Thermal Overload Relay Rating Plug
To understand the thermal overload relays clearly, you should know the functions of the buttons and terminals on the relay.
- Connection for mounting onto contactors
- Manual/automatic Reset button
- Test button
- Motor current setting
- Stop button
- Supply terminals
Thermal overload relays are advanced products. For this reason, it is better to know the technical terms related to this product.
The trip classes describe time intervals within which the overload relay must trip with 7.2 times the operational current Ie for symmetrical three-pole loading from the cold.
The thermal overload relay is adjusted to the rated motor current using a rotary potentiometer. The scale of the rotary potentiometer is calibrated in amperes.
Manual and automatic resetting
When manual resetting is selected, a reset can be performed directly on the device by pressing the “RESET” button. When automatic resetting is selected the relay will be reset automatically. A reset is not possible until the recovery time has elapsed.

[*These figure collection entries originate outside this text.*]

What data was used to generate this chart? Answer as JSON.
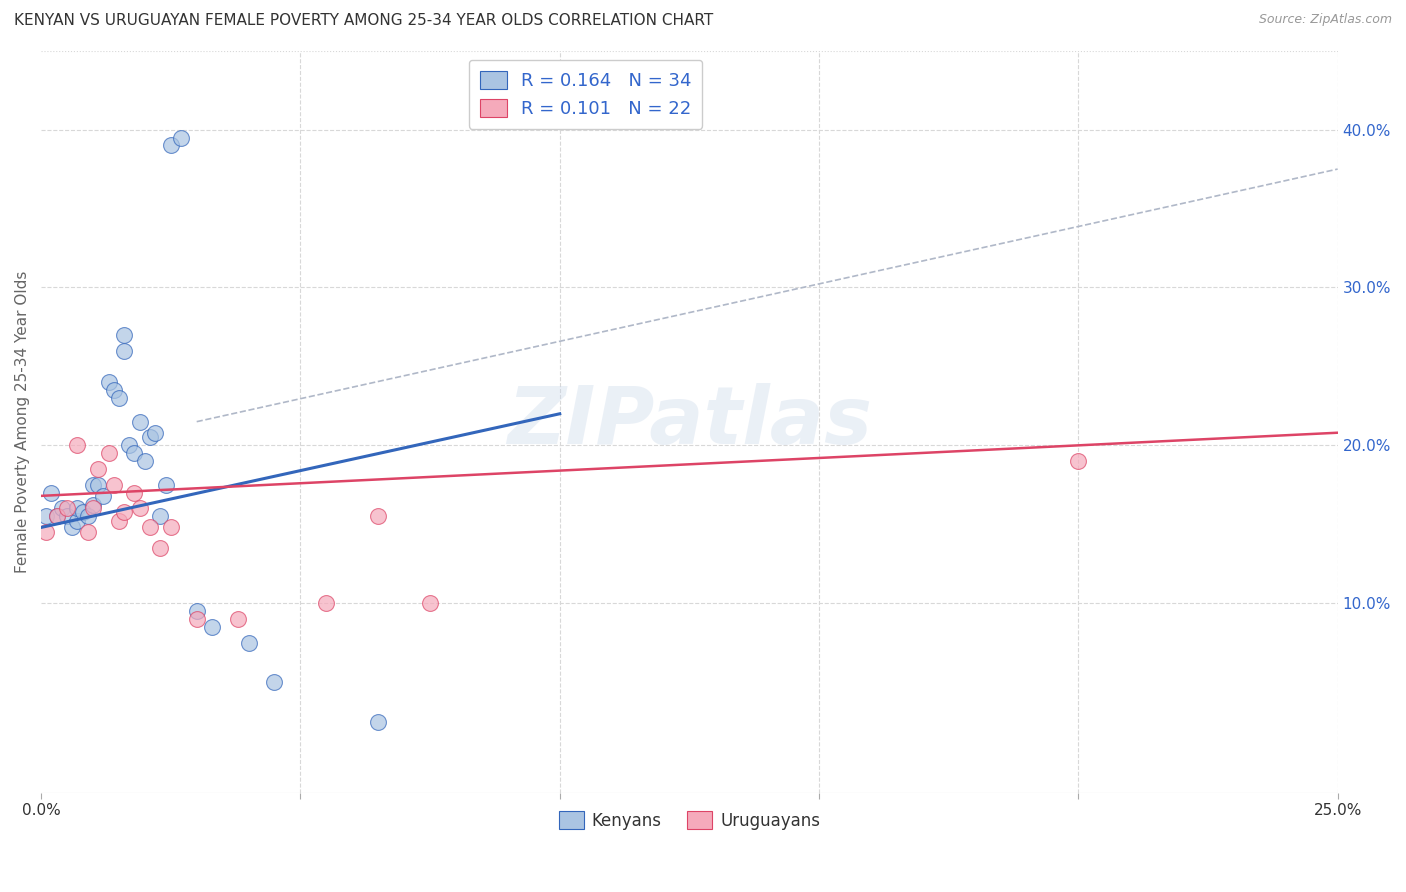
{
  "title": "KENYAN VS URUGUAYAN FEMALE POVERTY AMONG 25-34 YEAR OLDS CORRELATION CHART",
  "source": "Source: ZipAtlas.com",
  "ylabel": "Female Poverty Among 25-34 Year Olds",
  "xlim": [
    0.0,
    0.25
  ],
  "ylim": [
    -0.02,
    0.45
  ],
  "x_ticks": [
    0.0,
    0.05,
    0.1,
    0.15,
    0.2,
    0.25
  ],
  "x_tick_labels": [
    "0.0%",
    "",
    "",
    "",
    "",
    "25.0%"
  ],
  "y_ticks_right": [
    0.1,
    0.2,
    0.3,
    0.4
  ],
  "y_tick_labels_right": [
    "10.0%",
    "20.0%",
    "30.0%",
    "40.0%"
  ],
  "kenyan_color": "#aac4e2",
  "uruguayan_color": "#f5aabb",
  "kenyan_line_color": "#3366bb",
  "uruguayan_line_color": "#dd4466",
  "trend_dashed_color": "#b0b8c8",
  "background_color": "#ffffff",
  "watermark": "ZIPatlas",
  "kenyan_x": [
    0.001,
    0.002,
    0.003,
    0.004,
    0.005,
    0.006,
    0.007,
    0.007,
    0.008,
    0.009,
    0.01,
    0.01,
    0.011,
    0.012,
    0.013,
    0.014,
    0.015,
    0.016,
    0.016,
    0.017,
    0.018,
    0.019,
    0.02,
    0.021,
    0.022,
    0.023,
    0.024,
    0.025,
    0.027,
    0.03,
    0.033,
    0.04,
    0.045,
    0.065
  ],
  "kenyan_y": [
    0.155,
    0.17,
    0.155,
    0.16,
    0.155,
    0.148,
    0.152,
    0.16,
    0.158,
    0.155,
    0.162,
    0.175,
    0.175,
    0.168,
    0.24,
    0.235,
    0.23,
    0.27,
    0.26,
    0.2,
    0.195,
    0.215,
    0.19,
    0.205,
    0.208,
    0.155,
    0.175,
    0.39,
    0.395,
    0.095,
    0.085,
    0.075,
    0.05,
    0.025
  ],
  "uruguayan_x": [
    0.001,
    0.003,
    0.005,
    0.007,
    0.009,
    0.01,
    0.011,
    0.013,
    0.014,
    0.015,
    0.016,
    0.018,
    0.019,
    0.021,
    0.023,
    0.025,
    0.03,
    0.038,
    0.055,
    0.065,
    0.075,
    0.2
  ],
  "uruguayan_y": [
    0.145,
    0.155,
    0.16,
    0.2,
    0.145,
    0.16,
    0.185,
    0.195,
    0.175,
    0.152,
    0.158,
    0.17,
    0.16,
    0.148,
    0.135,
    0.148,
    0.09,
    0.09,
    0.1,
    0.155,
    0.1,
    0.19
  ],
  "kenyan_line_x": [
    0.0,
    0.1
  ],
  "kenyan_line_y": [
    0.148,
    0.22
  ],
  "uruguayan_line_x": [
    0.0,
    0.25
  ],
  "uruguayan_line_y": [
    0.168,
    0.208
  ],
  "dash_line_x": [
    0.03,
    0.25
  ],
  "dash_line_y": [
    0.215,
    0.375
  ],
  "marker_size": 130,
  "font_color_blue": "#3366cc",
  "gridline_color": "#d8d8d8"
}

After tripping due to an overload, it takes a certain length of time for the bimetal strips of the thermal overload relays to cool down. The overload relay can only be reset once it has cooled down.
The correct functioning of the ready thermal overload relay can be tested with the TEST button. The test button is used to simulate the tripping of the relay. During this simulation, the normally closed contact (95-96) is opened and the normally open contact (97-98) is closed whereby the over-load relay checks that the auxiliary circuit is wired correctly.
When the STOP button is pressed, the normally closed contact is opened and the series-connected contactor is de-energized, and therefore the load is switched off. The load is reconnected via the contactor when the STOP button is released.
The current status of the thermal overload relay is indicated by the status indicator.
The thermal overload relay has a normally open contact for the trip signal and a normally closed contact for switching off the contactor.